Свои чужие (Шэй) - страница 71

Любимая? С любимой он разводился? От любимой уходил, для того чтобы начать прыгать по бабам, как будто пять лет супружеской жизни страдал от неудовлетворения?

– Ты от меня ушел, – ядовито выдыхаю я, змеей выворачиваясь из хватки Варламова и отскакивая от него на пару шагов, – ты! Я тебя любила – тогда! И только тогда была готова ради тебя на многое. Сейчас ты мне не нужен, Дима. Я не дура. Мне предатели не нужны. Оставь меня в покое. И привет Верочке.

Сейчас он меня уже не догоняет. Сердце в груди бухает, ноет, ему жаль на самом деле, оно просит меня вернуться, туда, обратно, к Диме.

Всегда знала, что именно этот орган у меня – источник всех моих идиотских поступков.

Я целовалась с Варламовым… Я все-таки с ним целовалась. Черт-черт-черт. Но об этом я лучше подумаю позже.

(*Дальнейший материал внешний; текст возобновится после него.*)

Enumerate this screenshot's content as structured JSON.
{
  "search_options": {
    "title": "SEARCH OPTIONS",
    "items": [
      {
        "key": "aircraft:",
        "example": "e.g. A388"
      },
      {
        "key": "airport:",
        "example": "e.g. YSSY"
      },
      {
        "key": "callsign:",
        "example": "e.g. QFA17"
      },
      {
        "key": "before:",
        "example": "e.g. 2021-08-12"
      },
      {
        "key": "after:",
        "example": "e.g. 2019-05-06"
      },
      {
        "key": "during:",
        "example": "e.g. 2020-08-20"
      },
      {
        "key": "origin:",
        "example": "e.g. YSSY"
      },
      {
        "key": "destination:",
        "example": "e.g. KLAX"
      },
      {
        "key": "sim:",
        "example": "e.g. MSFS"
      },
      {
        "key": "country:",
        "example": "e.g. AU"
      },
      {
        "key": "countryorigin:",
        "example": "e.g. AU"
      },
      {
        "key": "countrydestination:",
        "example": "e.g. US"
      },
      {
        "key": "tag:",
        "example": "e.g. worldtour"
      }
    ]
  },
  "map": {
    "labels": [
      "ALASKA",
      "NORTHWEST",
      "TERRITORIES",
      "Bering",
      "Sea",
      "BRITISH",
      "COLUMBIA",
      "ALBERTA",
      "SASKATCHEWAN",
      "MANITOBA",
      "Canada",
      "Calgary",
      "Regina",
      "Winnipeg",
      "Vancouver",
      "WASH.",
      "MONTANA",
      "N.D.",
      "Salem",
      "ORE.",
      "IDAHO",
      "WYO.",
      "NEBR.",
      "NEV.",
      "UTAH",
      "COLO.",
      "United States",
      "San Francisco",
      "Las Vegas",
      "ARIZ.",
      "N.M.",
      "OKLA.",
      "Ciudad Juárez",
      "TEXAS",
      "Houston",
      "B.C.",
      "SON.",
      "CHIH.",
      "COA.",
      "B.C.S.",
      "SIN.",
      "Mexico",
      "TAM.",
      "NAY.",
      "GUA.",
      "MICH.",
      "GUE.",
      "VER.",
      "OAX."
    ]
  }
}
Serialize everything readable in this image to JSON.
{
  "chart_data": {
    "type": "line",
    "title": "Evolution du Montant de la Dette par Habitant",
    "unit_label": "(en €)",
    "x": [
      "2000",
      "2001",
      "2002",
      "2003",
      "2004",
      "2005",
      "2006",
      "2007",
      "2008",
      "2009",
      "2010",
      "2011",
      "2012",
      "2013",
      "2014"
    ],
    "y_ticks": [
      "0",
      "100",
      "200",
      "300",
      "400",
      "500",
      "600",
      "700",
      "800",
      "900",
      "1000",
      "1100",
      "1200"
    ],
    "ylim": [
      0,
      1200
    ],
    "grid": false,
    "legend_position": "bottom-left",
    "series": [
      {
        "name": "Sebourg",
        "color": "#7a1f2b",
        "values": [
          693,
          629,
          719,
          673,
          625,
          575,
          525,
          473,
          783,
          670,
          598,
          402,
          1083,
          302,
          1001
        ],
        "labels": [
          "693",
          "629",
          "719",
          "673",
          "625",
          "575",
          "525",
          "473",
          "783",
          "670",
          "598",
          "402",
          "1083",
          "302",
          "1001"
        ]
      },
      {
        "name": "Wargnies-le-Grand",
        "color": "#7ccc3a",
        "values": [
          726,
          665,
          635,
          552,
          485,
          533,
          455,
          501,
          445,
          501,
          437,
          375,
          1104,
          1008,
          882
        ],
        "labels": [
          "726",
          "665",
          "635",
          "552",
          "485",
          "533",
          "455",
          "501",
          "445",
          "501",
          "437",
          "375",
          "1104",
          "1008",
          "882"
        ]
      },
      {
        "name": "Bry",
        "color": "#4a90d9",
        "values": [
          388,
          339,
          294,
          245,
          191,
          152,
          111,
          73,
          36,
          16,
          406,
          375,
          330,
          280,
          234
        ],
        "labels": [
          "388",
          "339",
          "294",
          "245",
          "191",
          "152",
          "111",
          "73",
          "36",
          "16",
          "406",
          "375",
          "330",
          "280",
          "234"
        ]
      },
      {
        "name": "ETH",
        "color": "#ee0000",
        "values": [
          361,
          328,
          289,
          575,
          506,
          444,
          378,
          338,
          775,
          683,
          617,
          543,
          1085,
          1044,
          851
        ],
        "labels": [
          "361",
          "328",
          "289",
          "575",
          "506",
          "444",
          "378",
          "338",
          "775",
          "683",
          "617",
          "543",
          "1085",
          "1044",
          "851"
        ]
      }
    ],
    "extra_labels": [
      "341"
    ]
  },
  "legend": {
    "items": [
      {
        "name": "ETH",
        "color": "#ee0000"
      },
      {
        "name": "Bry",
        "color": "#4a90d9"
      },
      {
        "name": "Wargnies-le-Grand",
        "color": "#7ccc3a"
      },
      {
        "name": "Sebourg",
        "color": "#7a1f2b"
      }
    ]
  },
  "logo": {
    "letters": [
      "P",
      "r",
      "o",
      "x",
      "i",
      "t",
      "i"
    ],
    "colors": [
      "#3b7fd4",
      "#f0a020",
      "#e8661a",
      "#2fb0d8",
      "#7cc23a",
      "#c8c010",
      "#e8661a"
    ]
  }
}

Сейчас даже не до рефлексии. Это можно потом, когда останусь одна, когда не нужно будет срочно бежать и догонять опаздывающий поезд. А мне ведь нужно, я ведь опаздываю. Я позволила себе это забыть, обидевшись на Костю, а совершенно зря, он же не виноват, что меня понесло в тот злополучный лифт, он не виноват и в том, что работает.

Такси я вызываю, уже отлетев на приличное расстояние от ресторана. Впрочем я не особо и хотела добираться до ЗАГСа с Варламовым, с него бы сталось отчудить какой-нибудь фортель. Тем более, что он тут явно намерен мне палки в колеса вставлять. Но что бы там Дима о себе не возомнил – я не дам своим заскокам мне все разрушить. И замуж за Костю я выйду.

Я не особо слышу, что мне рассказывает таксист, а он рассказывает, на самом деле. И обычно я слушаю, такие вот разговорчивые собеседники рассказывают много жизненных историй, которые потом можно вплести в книги.

У меня шумит в ушах. И если в пятницу на моей шее горела только одна точка, в которую меня целовал Варламов, сейчас пылает все тело.

Пальцы, кожа, губы… Он будто дохнул на меня огнем, опалил до костей, и этот огромный ожог не дает о себе забыть. А мне нужно забыть, мне нужно не заморачиваться так на нем.

И меня трясет – от ярости, от волнения, от всего этого. Ты посмотри-ка, “я не отпущу“, “я не дам”, “моя”, “любимая”, и хочется спросить – а на кой черт ты тогда разводился? Скольким еще он гнал вот эту вот свою немыслимую чушь? Убила бы!

Верю ли я ему?

Что не хочет отдать – верю. Кобель на сене – что поделать. Я же прекрасно понимала, что он меня к Косте ревнует – еще со стычки на пресловутом юбилее. А я-то надеялась, что он исправился хотя бы чуть-чуть.

Вот только малыш действительно попутал, потому что он меня «не отдать» не может. Не средние века, слава богу.